Concacaf solicita a Infantino evitar torneo juvenil en República Dominicana
Gianni Infantino ha aterrizado en el Caribe como un invitado de honor, pero su presencia ya se ha convertido en un problema. El presidente de Fifa ha sido instado a mantenerse alejado de un torneo juvenil en República Dominicana este fin de semana por el presidente de Concacaf, Victor Montagliani.
En una carta a la que tuvo acceso la BBC, el dirigente canadiense, también vicepresidente de Fifa, alude directamente a la “crisis de gobernanza que rodea a Fifa” para justificar su petición de que Infantino reconsidere su viaje al CFU Under-14 Series.
No es un matiz menor. Montagliani advierte que la figura del máximo dirigente del fútbol mundial, en este momento, “lamentablemente socavaría la naturaleza técnica” de la competición, diseñada como un escaparate de formación y desarrollo para jóvenes talentos del Caribe.
Un torneo juvenil atrapado en la tormenta política
Infantino fue invitado como huésped de la República Dominicana, y todo indica que la invitación se cursó antes de que estallara la polémica por su propuesta Fifa Forward Enterprise (FFE).
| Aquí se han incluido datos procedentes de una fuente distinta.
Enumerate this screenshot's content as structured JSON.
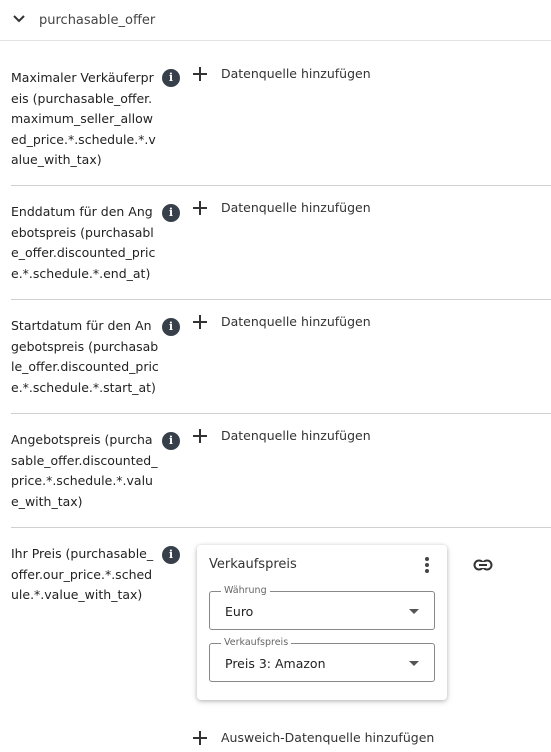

Ese plan, que pretendía vender participaciones en la Copa del Mundo y otros torneos a inversores privados, ya ha sido descartado, pero ha dejado al presidente de Fifa en una posición frágil.
Montagliani, en su carta, pone el foco en el impacto mediático que tendría la presencia de Infantino en Santo Domingo: “Los medios se centrarán en esta situación, lo que lamentablemente restará de forma significativa a la naturaleza técnica de la competición juvenil de la CFU”, escribió.
El mensaje es claro: el fútbol formativo no debe convertirse en escenario secundario de una batalla política. “En nombre del fútbol”, añade el presidente de Concacaf, pide “respetuosamente” a Infantino que reconsidere su asistencia porque “lamentablemente socavará la naturaleza técnica de esta importante actividad de desarrollo juvenil”.
Calor político, cálida recepción
El contraste es llamativo. Mientras desde Concacaf se le cierra la puerta del torneo, en República Dominicana Infantino ha sido recibido con honores.
Kelvin Cruz, ministro de Deportes y Recreación del país, no escatimó elogios en un comunicado: agradeció “profundamente” la visita del dirigente y subrayó que su presencia coloca a República Dominicana “en el radar internacional del fútbol” y abre “grandes perspectivas de crecimiento y desarrollo” para el fútbol dominicano.
El torneo forma parte de una serie de proyectos de desarrollo financiados por el propio organismo que Infantino dirige, a través del programa Fifa Forward. Es precisamente ese vínculo entre inversión, poder y gobernanza el que hoy se encuentra bajo el microscopio.
El lastre del proyecto FFE y la fractura interna
El origen del terremoto está en el intento de Infantino de impulsar el proyecto Fifa Forward Enterprise, que contemplaba la venta de participaciones en la Copa del Mundo y otras competiciones a inversores privados. La propuesta ya ha sido retirada, pero el daño político permanece.
Varias federaciones han retirado su apoyo al dirigente suizo-italiano. En una carta abierta firmada por Uefa, Concacaf y la Asian Football Confederation, se le acusó de haber roto la confianza “mediante el engaño”. Palabras duras, inusuales en el lenguaje diplomático del fútbol internacional, que reflejan la profundidad de la grieta.
La situación se tensó aún más con la destitución del alto ejecutivo Kevin Lamour, después de que este criticara a Infantino. La decisión de Fifa ha sido duramente cuestionada y se ha interpretado como un castigo interno a la disidencia.
Apoyos clave, batalla abierta
Pese a la presión creciente, Infantino no está aislado. Conserva el respaldo de Conmebol, el organismo que rige el fútbol sudamericano, y de Caf, la confederación africana. Además, varias federaciones de Concacaf siguen apoyando que continúe un cuarto mandato al frente de Fifa.
Ese equilibrio de fuerzas explica por qué cada aparición pública del presidente, incluso en un torneo sub-14, se ha convertido en un gesto cargado de significado. Lo que debería ser una fiesta del fútbol base se ha transformado en un termómetro del poder real de Infantino.
La pregunta ya no es solo si acudirá o no a un torneo juvenil en el Caribe. La verdadera incógnita es cuánto tiempo podrá seguir dirigiendo Fifa en medio de una crisis de confianza que se cuela hasta en los campos donde juegan los más pequeños.